VIA AL VOTO - La Corte costituzionale ha finito l’esame: in tutto ha detto sì a cinque richieste sulla Giustizia. Tre i bocciati. Il presidente Amato ha spiegato la formulazione errata su eutanasia e droghe: sono stati scritti male.
Quando si dice è una beffa del destino. A trent’anni esatti da Mani Pulite, a presiedere la Corte costituzionale che ha dato il via libera ai referendum sulla Giustizia, a eccezione di quello sulla responsabilità civile diretta del magistrato, è Giuliano Amato, tra i protagonisti politici della Prima Repubblica al fianco di Bettino Craxi.
Aspirante senatore a vita, Amato forse ancora pensa di essere presidente del Consiglio, dato che ieri ha indetto una conferenza stampa in cui non si tiene neppure alcune critiche ricevute dalla Corte per l’inammissibilità del referendum sull’omicidio del consenziente (decisa martedì). “Sentire che non sappiamo cosa significhi soffrire mi ha ferito, ha ferito tutti noi. L’omicidio del consenziente sarebbe stato lecito in casi ben più numerosi e diversi da quelli dell’eutanasia”. Quanto all’inammissibilità del referendum sulla responsabilità civile diretta dei magistrati che, ci risulta, lui, invece, avrebbe voluto, spiega: “Essendo sempre stata la regola per i magistrati quella della responsabilità indiretta, diversamente da altri funzionari pubblici, l’introduzione della responsabilità diretta rende il referendum più che abrogativo”.

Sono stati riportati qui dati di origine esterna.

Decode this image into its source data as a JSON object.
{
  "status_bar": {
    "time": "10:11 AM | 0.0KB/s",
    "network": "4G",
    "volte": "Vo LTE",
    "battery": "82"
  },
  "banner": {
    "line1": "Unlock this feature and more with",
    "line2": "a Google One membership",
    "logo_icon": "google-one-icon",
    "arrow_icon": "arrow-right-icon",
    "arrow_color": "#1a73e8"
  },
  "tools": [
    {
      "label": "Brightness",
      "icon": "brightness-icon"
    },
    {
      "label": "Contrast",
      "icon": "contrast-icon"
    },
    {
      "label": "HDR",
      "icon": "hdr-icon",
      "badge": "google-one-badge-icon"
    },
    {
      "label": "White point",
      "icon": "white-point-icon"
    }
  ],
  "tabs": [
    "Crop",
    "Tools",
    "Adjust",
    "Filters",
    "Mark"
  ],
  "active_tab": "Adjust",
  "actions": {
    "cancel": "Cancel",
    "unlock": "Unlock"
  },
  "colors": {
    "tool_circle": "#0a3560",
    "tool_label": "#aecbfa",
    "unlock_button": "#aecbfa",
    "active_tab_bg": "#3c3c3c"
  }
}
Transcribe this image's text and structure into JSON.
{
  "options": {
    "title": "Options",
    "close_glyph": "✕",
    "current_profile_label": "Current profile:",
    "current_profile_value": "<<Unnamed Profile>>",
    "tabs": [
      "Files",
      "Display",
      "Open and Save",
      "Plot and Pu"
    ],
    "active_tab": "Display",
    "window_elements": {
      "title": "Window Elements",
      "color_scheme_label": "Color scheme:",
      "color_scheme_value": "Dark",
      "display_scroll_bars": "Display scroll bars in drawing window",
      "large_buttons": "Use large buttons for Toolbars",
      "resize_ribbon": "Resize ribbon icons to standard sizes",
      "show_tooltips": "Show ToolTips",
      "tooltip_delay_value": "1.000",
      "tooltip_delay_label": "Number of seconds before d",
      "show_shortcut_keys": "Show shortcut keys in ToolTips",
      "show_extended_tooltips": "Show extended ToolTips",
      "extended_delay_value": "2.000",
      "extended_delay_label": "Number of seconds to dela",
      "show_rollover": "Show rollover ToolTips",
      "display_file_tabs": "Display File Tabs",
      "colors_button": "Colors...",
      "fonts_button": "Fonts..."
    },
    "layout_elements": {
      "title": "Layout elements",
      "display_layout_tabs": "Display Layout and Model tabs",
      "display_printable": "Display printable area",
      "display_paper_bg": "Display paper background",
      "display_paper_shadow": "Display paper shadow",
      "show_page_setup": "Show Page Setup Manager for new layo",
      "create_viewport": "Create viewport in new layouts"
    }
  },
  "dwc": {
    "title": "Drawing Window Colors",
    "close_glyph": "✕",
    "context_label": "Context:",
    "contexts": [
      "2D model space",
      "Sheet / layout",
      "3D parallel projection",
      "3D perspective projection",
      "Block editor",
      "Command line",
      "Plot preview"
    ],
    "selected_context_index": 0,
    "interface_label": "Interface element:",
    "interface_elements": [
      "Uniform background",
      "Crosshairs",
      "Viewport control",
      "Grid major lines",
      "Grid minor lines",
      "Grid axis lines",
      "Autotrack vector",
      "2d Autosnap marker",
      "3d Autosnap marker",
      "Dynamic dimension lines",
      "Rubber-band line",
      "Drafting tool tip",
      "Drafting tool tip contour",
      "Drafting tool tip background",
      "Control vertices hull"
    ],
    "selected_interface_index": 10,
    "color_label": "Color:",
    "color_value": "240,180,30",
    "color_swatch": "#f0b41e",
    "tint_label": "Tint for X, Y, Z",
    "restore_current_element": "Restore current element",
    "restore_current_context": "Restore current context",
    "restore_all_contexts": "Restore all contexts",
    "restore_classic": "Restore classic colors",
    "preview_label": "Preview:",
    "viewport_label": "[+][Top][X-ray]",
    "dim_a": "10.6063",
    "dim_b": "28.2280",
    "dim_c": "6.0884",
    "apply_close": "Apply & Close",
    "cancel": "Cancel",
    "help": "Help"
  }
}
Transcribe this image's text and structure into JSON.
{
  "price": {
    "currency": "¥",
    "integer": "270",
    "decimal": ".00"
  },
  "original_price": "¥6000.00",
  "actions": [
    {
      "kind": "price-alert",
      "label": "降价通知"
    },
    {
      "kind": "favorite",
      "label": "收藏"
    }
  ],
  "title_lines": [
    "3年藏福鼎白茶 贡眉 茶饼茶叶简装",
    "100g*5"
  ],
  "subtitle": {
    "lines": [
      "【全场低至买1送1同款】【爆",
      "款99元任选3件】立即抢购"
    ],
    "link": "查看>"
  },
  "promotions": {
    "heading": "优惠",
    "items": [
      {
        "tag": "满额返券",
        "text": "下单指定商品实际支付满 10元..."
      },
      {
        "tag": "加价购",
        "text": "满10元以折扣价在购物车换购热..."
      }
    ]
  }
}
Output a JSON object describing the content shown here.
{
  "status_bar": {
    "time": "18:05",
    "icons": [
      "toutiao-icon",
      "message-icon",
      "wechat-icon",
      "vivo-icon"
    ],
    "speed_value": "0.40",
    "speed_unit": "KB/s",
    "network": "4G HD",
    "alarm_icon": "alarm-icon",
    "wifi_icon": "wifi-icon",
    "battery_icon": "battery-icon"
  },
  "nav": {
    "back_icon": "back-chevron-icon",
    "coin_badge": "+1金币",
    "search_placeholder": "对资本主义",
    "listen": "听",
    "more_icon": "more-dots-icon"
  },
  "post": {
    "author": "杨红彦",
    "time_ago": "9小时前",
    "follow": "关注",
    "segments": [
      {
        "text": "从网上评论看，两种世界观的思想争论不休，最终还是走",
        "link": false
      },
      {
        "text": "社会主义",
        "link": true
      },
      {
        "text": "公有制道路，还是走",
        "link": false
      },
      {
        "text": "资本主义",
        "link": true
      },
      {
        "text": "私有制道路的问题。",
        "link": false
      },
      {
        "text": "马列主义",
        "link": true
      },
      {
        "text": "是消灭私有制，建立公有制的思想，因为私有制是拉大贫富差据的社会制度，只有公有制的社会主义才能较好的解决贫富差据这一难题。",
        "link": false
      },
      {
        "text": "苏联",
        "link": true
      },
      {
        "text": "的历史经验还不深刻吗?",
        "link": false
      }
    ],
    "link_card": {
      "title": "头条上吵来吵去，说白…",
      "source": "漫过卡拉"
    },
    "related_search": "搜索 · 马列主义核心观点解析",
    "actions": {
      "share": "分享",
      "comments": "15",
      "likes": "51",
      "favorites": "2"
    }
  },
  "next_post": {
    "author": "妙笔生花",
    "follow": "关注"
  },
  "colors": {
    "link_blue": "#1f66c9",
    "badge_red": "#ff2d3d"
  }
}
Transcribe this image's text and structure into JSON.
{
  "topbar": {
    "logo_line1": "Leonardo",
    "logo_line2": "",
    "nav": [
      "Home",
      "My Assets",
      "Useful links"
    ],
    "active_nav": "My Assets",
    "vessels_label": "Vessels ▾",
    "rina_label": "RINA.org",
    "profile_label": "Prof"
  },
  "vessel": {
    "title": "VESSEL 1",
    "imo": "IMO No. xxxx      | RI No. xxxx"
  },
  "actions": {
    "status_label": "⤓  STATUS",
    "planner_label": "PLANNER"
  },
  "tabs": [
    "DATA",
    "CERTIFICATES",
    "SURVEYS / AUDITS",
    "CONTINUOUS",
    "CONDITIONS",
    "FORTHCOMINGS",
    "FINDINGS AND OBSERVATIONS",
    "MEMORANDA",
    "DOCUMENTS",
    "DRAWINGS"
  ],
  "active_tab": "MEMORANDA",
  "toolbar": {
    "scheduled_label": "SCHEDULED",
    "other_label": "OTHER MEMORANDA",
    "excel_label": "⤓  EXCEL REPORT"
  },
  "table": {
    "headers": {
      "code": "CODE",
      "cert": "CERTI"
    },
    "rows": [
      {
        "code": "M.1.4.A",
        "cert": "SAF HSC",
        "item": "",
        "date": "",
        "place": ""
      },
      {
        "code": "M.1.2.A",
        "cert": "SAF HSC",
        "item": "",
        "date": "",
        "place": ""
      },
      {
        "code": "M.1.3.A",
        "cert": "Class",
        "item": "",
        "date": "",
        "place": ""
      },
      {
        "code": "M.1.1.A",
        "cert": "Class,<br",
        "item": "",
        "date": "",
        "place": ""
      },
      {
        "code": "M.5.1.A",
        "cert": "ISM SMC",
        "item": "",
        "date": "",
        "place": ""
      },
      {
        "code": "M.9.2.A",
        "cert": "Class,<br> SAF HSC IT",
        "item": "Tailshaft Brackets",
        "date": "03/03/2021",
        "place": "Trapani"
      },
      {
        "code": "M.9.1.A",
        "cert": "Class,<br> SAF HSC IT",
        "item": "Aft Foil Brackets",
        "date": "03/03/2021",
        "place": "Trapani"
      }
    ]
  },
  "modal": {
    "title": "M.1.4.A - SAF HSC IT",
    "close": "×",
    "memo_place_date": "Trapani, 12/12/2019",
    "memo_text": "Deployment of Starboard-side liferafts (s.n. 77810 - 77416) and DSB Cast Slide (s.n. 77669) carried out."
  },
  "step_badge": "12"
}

È lo Stato, aggiungiamo noi, che risarcisce il cittadino che abbia subito un ingiusto danno, per poi rivalersi sul magistrato. Ovvio la ratio della legge: se ci fosse la responsabilità diretta, ogni indagato-imputato, potente, potrebbe intimidire così il magistrato.
Dunque, ieri, la Corte ha dato il via libera ai referendum che chiedono la separazione delle carriere dei magistrati; l’abolizione della legge Severino; lo svuotamento della carcerazione preventiva; la valutazione professionale dei magistrati da parte degli avvocati presenti nei consigli giudiziari; la possibilità per i magistrati di candidarsi al Csm anche senza una raccolta di firme. La Corte con un comunicato spiega il via libera: “Le rispettive richieste non rientrano in alcuna delle ipotesi per le quali l’ordinamento costituzionale esclude il ricorso all’istituto referendario”. Sarà, ma se si va a leggere il quesito che chiede la separazione delle carriere, viene il mal di testa, tante sono le leggi cui fanno riferimento i promotori, altro che quesito chiaro, lineare per gli elettori. Inoltre, come la Corte sa, c’è già la riforma Bonafede, sul punto non modificata dalla ministra Marta Cartabia, che propone di diminuire i possibili passaggi da pm a giudice e viceversa, da 4 a 2, ma non di separare le carriere, di fatto, come vorrebbe, invece, Forza Italia. Se vince il sì non sarà permesso alcun cambio di funzione con buona pace del principio costituzionale dell’unicità dell’ordinamento giudiziario e con un possibile destino per il pm di essere dipendente dal governo.
Via libera anche al referendum che chiede l’abolizione della legge Severino, che vieta l’incandidabilità, ineleggibilità e decadenza dei parlamentari, membri del governo, consiglieri regionali, sindaci e amministratori locali in caso di condanna definitiva per reati gravi come mafia, terrorismo e corruzione. Se vince il sì, viene abolito anche l’articolo 11 della stessa legge sulla sospensione per 18 mesi degli amministratori e rappresentanti locali condannati in primo grado per determinati reati. E pensare che la Severino ha retto a tutti i vagli della Consulta.
C’è poi il referendum che si potrebbe ribattezzare “liberi tutti”: si chiede la cancellazione della possibilità di arresto per un reato a “caso”, il finanziamento illecito ai partiti, ma anche per altri reati che prevedono la reclusione “non inferiore nel massimo a cinque anni”, a meno che non ricorra il pericolo di fuga o di inquinamento delle prove. Sparisce quindi il pericolo di reiterazione del reato. “C’è da rimettersi solo alla saggezza dei cittadini”, osserva Nello Rossi, ex avvocato generale della Cassazione, “sperando che, se voteranno sì all’abrogazione, non imprechino poi contro giudici e pm se i truffatori seriali, gli hacker e i bancarottieri resteranno liberi e in azione sino alle condanne definitive”. Infine, dichiarato inammissibile il referendum sulle droghe perché, ha spiegato Amato “non era sulla cannabis, ma sulle sostanze stupefacenti. Si faceva riferimento a sostanze con papavero, coca, le cosiddette droghe pesanti. E questo era sufficiente a farci violare obblighi internazionali”.